With HDR/Grey-Chrome ball

The basic idea of the HDR/Grey-Chrome ball setup is recreating the same lighting scenario in a 3D program. Use a HDR image to light the scene first. Match the lighting intensity by using a grey ball and rotation by using a chrome ball. The target object (in this case it is a rock) has to be life size scale correct for accuracy of the light. You should plan ahead and measure the object, or take photos that you can reference for the size of the object. We used our grey-chrome ball rig for size reference. The target object should have 20% of grey (approximately matching grey ball’s grey value of 18%, also known as middle grey value) to bake out the light information correctly.

Once you recreate the lighting scenario in a 3D program, the next step is to bake out that lighting information from the mesh in the scene. That baked lighting information map will be composited with the original texture to create the delighted texture. Composite operation will be like, 

Original Texture / (Baked Lighting information * 5) = Delighted Texture

If you follow these steps, delighting can be done without much manual clean up. 

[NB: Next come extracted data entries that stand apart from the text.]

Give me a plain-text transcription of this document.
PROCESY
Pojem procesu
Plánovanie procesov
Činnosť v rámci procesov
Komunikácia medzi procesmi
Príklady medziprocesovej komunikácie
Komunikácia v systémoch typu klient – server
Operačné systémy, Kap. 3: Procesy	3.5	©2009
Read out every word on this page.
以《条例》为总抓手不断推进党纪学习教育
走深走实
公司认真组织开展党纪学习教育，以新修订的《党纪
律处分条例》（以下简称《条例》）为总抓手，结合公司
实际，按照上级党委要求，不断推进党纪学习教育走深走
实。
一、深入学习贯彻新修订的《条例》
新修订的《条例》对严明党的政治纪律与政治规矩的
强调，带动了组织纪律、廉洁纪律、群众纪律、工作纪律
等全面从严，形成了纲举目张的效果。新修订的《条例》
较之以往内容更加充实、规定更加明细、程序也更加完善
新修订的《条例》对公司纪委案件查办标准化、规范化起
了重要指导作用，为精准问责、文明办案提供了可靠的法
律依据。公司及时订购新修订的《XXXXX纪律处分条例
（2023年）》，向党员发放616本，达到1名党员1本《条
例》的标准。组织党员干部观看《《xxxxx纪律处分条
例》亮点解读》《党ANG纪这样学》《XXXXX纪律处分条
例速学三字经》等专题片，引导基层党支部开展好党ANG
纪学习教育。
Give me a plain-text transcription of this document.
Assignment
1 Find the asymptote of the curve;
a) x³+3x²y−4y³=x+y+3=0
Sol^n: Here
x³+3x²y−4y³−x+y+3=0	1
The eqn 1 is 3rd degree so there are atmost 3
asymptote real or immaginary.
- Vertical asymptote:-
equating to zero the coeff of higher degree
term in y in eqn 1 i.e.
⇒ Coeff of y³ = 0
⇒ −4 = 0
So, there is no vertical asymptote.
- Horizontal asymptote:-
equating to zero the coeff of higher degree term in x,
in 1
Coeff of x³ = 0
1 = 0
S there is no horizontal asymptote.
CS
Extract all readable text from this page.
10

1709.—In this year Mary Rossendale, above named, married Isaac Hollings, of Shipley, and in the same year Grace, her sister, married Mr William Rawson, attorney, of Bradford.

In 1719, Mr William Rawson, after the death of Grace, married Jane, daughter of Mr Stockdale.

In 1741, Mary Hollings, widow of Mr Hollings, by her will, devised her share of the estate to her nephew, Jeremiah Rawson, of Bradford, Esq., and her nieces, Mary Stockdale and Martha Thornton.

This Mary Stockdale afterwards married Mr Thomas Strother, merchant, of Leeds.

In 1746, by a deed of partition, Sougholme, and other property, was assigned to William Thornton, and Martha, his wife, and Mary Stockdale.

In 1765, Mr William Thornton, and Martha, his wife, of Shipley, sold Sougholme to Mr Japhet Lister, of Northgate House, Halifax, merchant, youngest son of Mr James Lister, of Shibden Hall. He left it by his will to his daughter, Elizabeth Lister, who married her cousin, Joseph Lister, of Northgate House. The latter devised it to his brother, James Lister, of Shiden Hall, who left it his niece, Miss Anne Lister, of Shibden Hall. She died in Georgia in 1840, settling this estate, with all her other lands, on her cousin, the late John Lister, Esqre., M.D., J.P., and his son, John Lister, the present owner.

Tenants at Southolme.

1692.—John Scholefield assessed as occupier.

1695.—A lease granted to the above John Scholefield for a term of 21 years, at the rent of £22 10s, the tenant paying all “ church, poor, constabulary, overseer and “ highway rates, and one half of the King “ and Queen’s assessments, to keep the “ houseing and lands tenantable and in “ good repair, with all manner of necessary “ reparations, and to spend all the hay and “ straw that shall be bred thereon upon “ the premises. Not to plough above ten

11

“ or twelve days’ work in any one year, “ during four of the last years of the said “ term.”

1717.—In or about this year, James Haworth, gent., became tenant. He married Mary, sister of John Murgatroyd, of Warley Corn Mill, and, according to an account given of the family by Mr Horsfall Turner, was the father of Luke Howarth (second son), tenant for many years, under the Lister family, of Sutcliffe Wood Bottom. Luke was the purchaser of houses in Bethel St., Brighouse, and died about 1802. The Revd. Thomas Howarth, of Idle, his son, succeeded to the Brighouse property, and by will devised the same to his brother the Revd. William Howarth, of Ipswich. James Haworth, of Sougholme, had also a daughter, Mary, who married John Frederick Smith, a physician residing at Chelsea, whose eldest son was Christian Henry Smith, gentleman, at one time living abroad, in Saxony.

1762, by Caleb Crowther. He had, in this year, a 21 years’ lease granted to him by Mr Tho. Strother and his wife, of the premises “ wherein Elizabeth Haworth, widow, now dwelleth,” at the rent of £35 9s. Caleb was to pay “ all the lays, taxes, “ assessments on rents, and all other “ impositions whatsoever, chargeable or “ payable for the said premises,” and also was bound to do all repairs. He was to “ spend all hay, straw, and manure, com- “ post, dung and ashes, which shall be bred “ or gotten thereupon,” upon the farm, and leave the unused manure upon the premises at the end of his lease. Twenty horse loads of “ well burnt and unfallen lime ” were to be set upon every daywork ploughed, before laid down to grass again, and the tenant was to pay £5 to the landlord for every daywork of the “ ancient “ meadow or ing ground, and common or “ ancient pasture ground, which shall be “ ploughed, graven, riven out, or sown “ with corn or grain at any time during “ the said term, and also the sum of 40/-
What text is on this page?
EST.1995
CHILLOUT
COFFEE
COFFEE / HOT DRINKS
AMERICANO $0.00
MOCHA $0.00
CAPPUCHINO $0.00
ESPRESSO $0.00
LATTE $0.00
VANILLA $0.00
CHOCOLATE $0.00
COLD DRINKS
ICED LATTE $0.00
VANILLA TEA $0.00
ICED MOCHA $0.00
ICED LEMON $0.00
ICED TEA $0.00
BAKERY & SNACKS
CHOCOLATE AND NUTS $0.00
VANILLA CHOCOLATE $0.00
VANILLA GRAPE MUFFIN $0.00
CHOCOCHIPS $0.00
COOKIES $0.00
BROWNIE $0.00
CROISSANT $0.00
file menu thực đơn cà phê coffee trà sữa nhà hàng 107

If you don’t have an HDR/Grey-Chrome ball

If you don’t have the proper photo-capture information like the grey-chrome ball and HDR, one of the other methods you can use to delight the texture is by simply using the ‘High pass’ filter in Photoshop. 

Simply duplicate the original photo to another layer and apply ‘High pass’ filter with desired radius setting. This filter can make a strong contrasted photo from original texture. After applying High pass filter you can blend back to original photos. Blend modes and opacity can vary for every photo. Experiment with different radius for High pass filter setting and blend modes to get the best result.

NEXT POST

I’m glad to see that many people in our community are interested in the photo reconstruction subject. This tutorial is very much a general workflow of the photo reconstruction process with tips that I found while working on the Kite demo. Hopefully these tips will help you and save you time.